The wind had veered overnight to finally put us on a broad reach, which is perfect for our asymmetrical spinnaker.  We dragged the beast out of the front cabin and it took me a couple of goes to get it up because the spinnaker was twisted in the sleeve.  Once we had the spinnaker inflated, our speed increased to a comfortable 6.5 to 7 knots.

It was Glenys’s birthday today, but it was sort of postponed until we get to Brazil.  However, we did have a piece of cake in the afternoon and Glenys had a glass of wine with her dinner.


I put out two fishing lures and, in the afternoon, the rod suddenly started screaming.  I was in bed, but Glenys briefly saw a huge silver fish leap in to the air.  It flailed away, landed in the water, the rod screamed again for a second and then it went quiet.  I hauled in the line to find that the 60 lb wire trace had been broken.  I guess it was a swordfish or a marlin, too big for us, but I lost a good lure.


The wind veered a little and dropped in the afternoon, but the spinnaker kept us going along at 5 to 6 knots.  The only problem was that, as the wind came more behind us, the mainsail was blanketing the spinnaker and making it collapse every five minutes, which was irritating.


After my afternoon nap, I read an article on using an asymmetrical spinnaker and decided that I needed to pole the tack of the sail out to windward.
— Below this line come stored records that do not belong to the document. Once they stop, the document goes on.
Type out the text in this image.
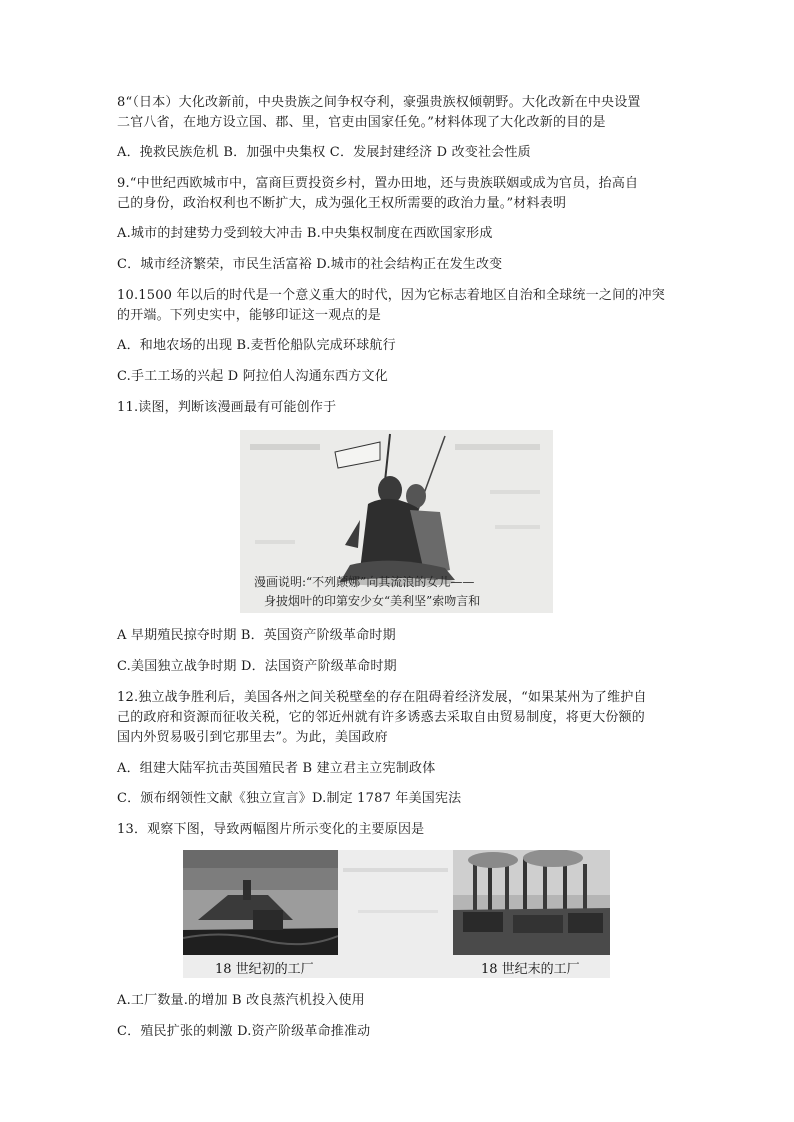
8“（日本）大化改新前，中央贵族之间争权夺利，豪强贵族权倾朝野。大化改新在中央设置
二官八省，在地方设立国、郡、里，官吏由国家任免。”材料体现了大化改新的目的是
A．挽救民族危机 B．加强中央集权 C．发展封建经济 D 改变社会性质
9.“中世纪西欧城市中，富商巨贾投资乡村，置办田地，还与贵族联姻或成为官员，抬高自
己的身份，政治权利也不断扩大，成为强化王权所需要的政治力量。”材料表明
A.城市的封建势力受到较大冲击 B.中央集权制度在西欧国家形成
C．城市经济繁荣，市民生活富裕 D.城市的社会结构正在发生改变
10.1500 年以后的时代是一个意义重大的时代，因为它标志着地区自治和全球统一之间的冲突
的开端。下列史实中，能够印证这一观点的是
A．和地农场的出现 B.麦哲伦船队完成环球航行
C.手工工场的兴起 D 阿拉伯人沟通东西方文化
11.读图，判断该漫画最有可能创作于
漫画说明:“不列颠娜”向其流浪的女儿——
身披烟叶的印第安少女“美利坚”索吻言和
A 早期殖民掠夺时期 B．英国资产阶级革命时期
C.美国独立战争时期 D．法国资产阶级革命时期
12.独立战争胜利后，美国各州之间关税壁垒的存在阻碍着经济发展，“如果某州为了维护自
己的政府和资源而征收关税，它的邻近州就有许多诱惑去采取自由贸易制度，将更大份额的
国内外贸易吸引到它那里去”。为此，美国政府
A．组建大陆军抗击英国殖民者 B 建立君主立宪制政体
C．颁布纲领性文献《独立宣言》D.制定 1787 年美国宪法
13．观察下图，导致两幅图片所示变化的主要原因是
18 世纪初的工厂	18 世纪末的工厂
A.工厂数量.的增加 B 改良蒸汽机投入使用
C．殖民扩张的刺激 D.资产阶级革命推准动
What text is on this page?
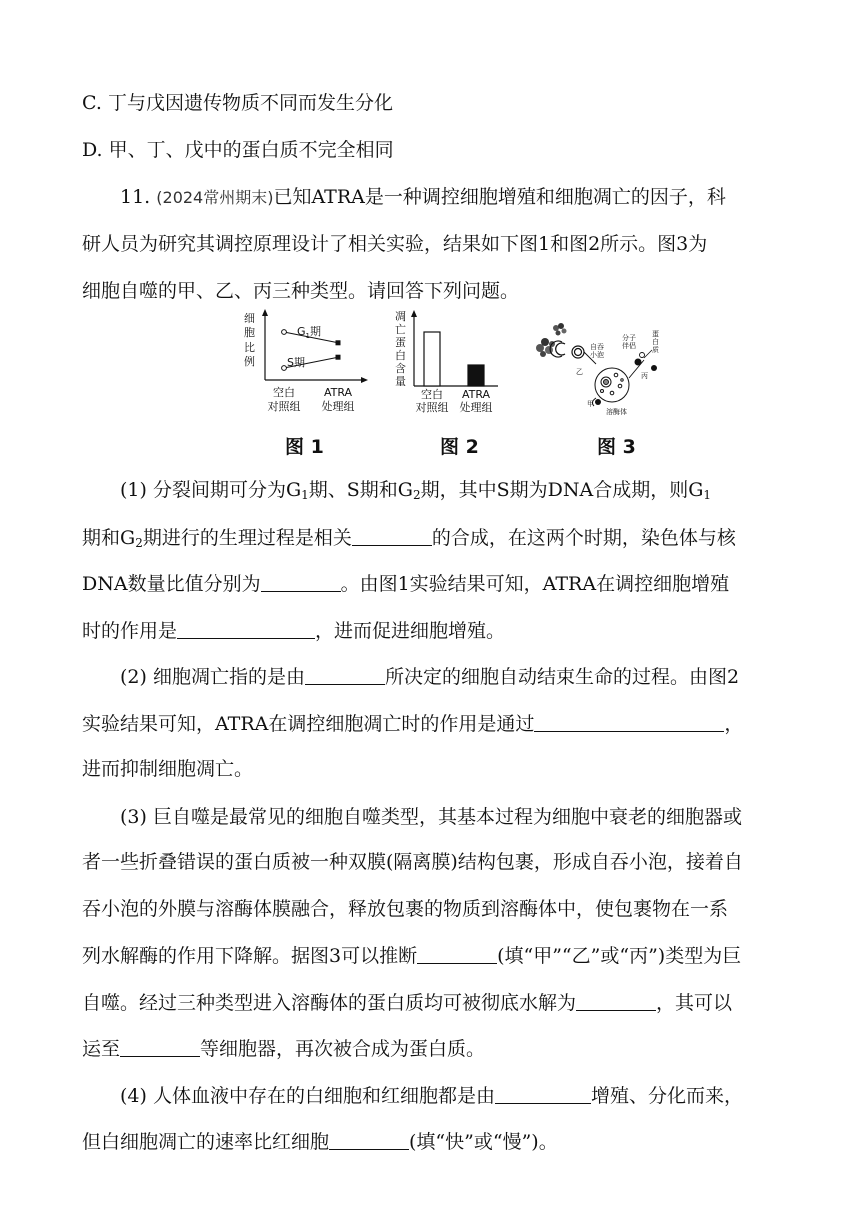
C. 丁与戊因遗传物质不同而发生分化
D. 甲、丁、戊中的蛋白质不完全相同
11. (2024常州期末)已知ATRA是一种调控细胞增殖和细胞凋亡的因子，科
研人员为研究其调控原理设计了相关实验，结果如下图1和图2所示。图3为
细胞自噬的甲、乙、丙三种类型。请回答下列问题。
细
胞
比
例
$G_1$期
S期
空白
对照组
ATRA
处理组
图 1
凋
亡
蛋
白
含
量
空白
对照组
ATRA
处理组
图 2
自吞
小泡
分子
伴侣
蛋
白
质
乙	丙
甲
溶酶体
图 3
(1) 分裂间期可分为$G_1$期、S期和$G_2$期，其中S期为DNA合成期，则$G_1$
期和$G_2$期进行的生理过程是相关	的合成，在这两个时期，染色体与核
DNA数量比值分别为	。由图1实验结果可知，ATRA在调控细胞增殖
时的作用是	，进而促进细胞增殖。
(2) 细胞凋亡指的是由	所决定的细胞自动结束生命的过程。由图2
实验结果可知，ATRA在调控细胞凋亡时的作用是通过	，
进而抑制细胞凋亡。
(3) 巨自噬是最常见的细胞自噬类型，其基本过程为细胞中衰老的细胞器或
者一些折叠错误的蛋白质被一种双膜(隔离膜)结构包裹，形成自吞小泡，接着自
吞小泡的外膜与溶酶体膜融合，释放包裹的物质到溶酶体中，使包裹物在一系
列水解酶的作用下降解。据图3可以推断	(填“甲”“乙”或“丙”)类型为巨
自噬。经过三种类型进入溶酶体的蛋白质均可被彻底水解为	，其可以
运至	等细胞器，再次被合成为蛋白质。
(4) 人体血液中存在的白细胞和红细胞都是由	增殖、分化而来，
但白细胞凋亡的速率比红细胞	(填“快”或“慢”)。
My timing was unfortunate because Glenys was making dinner and when she popped her head up to say it was ready, I was still messing about on the foredeck.  She was a bit annoyed and then got even more annoyed when I accidentally tripped the spinnaker and then had to spend 15 minutes stowing it away, while dinner was going cold.  I lost lots of Brownie points.
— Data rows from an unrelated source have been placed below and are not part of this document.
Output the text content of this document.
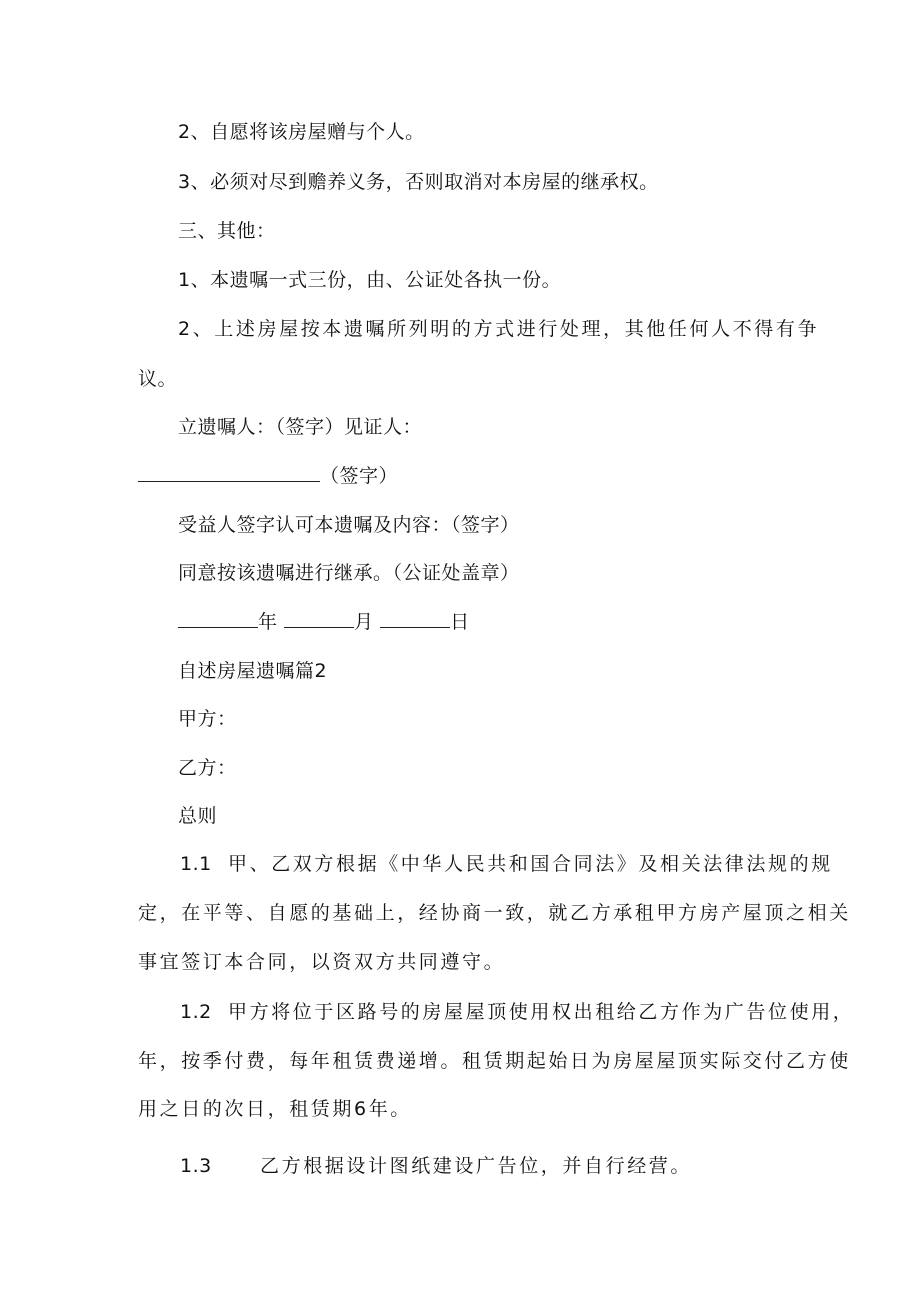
2、自愿将该房屋赠与个人。
3、必须对尽到赡养义务，否则取消对本房屋的继承权。
三、其他：
1、本遗嘱一式三份，由、公证处各执一份。
2、上述房屋按本遗嘱所列明的方式进行处理，其他任何人不得有争
议。
立遗嘱人：（签字）见证人：
（签字）
受益人签字认可本遗嘱及内容：（签字）
同意按该遗嘱进行继承。（公证处盖章）
年	月	日
自述房屋遗嘱篇2
甲方：
乙方：
总则
1.1 甲、乙双方根据《中华人民共和国合同法》及相关法律法规的规
定，在平等、自愿的基础上，经协商一致，就乙方承租甲方房产屋顶之相关
事宜签订本合同，以资双方共同遵守。
1.2 甲方将位于区路号的房屋屋顶使用权出租给乙方作为广告位使用，
年，按季付费，每年租赁费递增。租赁期起始日为房屋屋顶实际交付乙方使
用之日的次日，租赁期6年。
1.3	乙方根据设计图纸建设广告位，并自行经营。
Although it’s been sunny, our solar panels are not quite keeping up with our energy usage.  We’re using the autopilot all the time and my laptop is constantly on because we use it as our main chart plotter.  However,  I think that it’s the hotter climate that is tipping us over the edge.  The sea water is now 27.5°C, which means that the water cooling on our fridges is not as efficient, so the compressors are running for longer.


Also the air temperature is much hotter, so we’re constantly running fans to keep cool down below.  There’s not enough wind to generate power from our wind generator, so I’m having to run the engine or the generator for an hour each evening, which is irritating in such idyllic sailing conditions.


It was another beautiful night with 8-15 knots of wind.  We were back to having the sails set wing-on-wing again and were pottering along doing 4.5 to 5.5 knots.